Seguro te ha pasado que saliendo de una película te sientes más motivado, indestructible, con ganas de comerte al mundo a bocados. O sales meditabundo, más agradecido con la vida, con ganas de abrazar a tantos extraños como puedas. Tal vez un programa de tu infancia fue el desencadenante para que quisieras dedicarte a la escritura. Tal vez una historia que escuchaste hoy, en la radio, te disuadió de tomar alguna decisión.

10 años atrás, Scott Harrison se propuso dedicar su vida entera a resolver la crisis del agua. Desde ese entonces, 1.18 millones de personas que antes no contaban con agua potable, ahora la tienen. ¿Cómo lo hizo? ¿Cómo logró que las personas que normalmente desconfían de las caridades se interesaran por esta causa? Ustedes lo adivinaron, con el poder de las historias.

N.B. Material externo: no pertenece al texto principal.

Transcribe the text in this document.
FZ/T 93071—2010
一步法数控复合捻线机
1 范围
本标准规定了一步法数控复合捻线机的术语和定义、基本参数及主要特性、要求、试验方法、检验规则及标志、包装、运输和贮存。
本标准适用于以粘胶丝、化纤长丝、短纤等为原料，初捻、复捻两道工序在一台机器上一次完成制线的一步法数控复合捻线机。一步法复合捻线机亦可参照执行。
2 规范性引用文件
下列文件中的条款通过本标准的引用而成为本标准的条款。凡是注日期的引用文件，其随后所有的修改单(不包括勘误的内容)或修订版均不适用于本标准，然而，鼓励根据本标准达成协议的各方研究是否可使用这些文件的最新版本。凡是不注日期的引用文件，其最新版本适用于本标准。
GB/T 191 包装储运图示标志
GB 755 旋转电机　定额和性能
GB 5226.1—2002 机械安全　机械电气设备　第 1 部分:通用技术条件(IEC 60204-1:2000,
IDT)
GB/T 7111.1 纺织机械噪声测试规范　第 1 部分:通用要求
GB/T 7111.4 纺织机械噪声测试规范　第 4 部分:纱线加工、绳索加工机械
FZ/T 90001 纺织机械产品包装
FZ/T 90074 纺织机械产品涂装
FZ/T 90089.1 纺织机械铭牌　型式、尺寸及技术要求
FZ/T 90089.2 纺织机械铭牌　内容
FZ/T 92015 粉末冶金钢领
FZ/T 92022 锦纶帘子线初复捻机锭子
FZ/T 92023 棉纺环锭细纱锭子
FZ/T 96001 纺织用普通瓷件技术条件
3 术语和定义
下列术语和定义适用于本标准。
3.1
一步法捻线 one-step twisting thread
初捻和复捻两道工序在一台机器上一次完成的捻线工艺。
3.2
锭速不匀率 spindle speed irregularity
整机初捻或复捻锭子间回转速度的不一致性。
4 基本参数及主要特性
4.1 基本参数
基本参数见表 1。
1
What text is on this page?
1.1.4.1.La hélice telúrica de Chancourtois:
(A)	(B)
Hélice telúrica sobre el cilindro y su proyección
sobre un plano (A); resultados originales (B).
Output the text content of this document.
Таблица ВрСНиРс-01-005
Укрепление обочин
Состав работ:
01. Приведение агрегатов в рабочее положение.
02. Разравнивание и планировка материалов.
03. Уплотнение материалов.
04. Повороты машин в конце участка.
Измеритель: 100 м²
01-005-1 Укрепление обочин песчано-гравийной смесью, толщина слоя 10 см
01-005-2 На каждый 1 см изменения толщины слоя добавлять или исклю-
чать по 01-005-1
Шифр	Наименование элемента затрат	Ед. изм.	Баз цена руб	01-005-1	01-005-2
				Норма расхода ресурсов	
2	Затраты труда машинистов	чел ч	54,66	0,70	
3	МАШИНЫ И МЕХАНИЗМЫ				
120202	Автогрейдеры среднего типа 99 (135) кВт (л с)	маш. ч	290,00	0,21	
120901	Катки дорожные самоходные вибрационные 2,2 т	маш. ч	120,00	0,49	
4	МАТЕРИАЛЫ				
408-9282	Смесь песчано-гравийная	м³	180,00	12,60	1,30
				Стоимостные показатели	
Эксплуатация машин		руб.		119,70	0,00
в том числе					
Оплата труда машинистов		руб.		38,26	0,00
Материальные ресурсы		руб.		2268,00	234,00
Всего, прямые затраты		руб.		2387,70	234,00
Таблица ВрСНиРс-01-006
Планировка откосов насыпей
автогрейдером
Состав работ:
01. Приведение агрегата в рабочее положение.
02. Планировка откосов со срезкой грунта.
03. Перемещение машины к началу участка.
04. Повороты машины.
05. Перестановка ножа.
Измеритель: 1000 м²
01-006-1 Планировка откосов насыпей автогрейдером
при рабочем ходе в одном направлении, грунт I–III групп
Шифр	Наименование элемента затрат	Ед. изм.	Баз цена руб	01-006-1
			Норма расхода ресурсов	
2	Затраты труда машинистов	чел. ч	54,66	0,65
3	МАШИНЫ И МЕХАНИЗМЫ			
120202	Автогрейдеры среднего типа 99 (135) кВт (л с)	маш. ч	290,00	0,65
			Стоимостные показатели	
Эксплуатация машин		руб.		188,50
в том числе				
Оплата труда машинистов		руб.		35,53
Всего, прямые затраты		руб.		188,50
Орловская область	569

El mensaje era el mismo: “dona para que podamos ayudar a personas con necesidad”. Un mensaje poderoso por sí mismo, pero la manera que él escogió para codificarlo fue lo que le dio esta presencia ante la sociedad. Le mostró al mundo el rostro de personas específicas a las que tenía el poder de ayudar, le habló acerca de sus vidas, de sus sueños y de sus esperanzas. Nos contó su historia. Podemos no creer en estadística, en cifras y datos. 663 millones de personas sin agua potable no nos dice nada. Pero aún creemos en las historias.

Tal vez no vayamos a resolver la crisis del agua, quizá ni siquiera vayamos a codificar algún mensaje de indiscutible trascendencia social, pero lo que si debemos de tener por seguro es que nuestro trabajo no es insignificante, y si lo hacemos de corazón, ayudará a más de uno a encontrarse entre esta mezcolanza de sentimientos humanos. 

Cito al pintor francés Georges Braque: “Así como el jarrón da forma al vacío, el sonido da forma al silencio” Y lo completo diciendo: y las historias, a la realidad.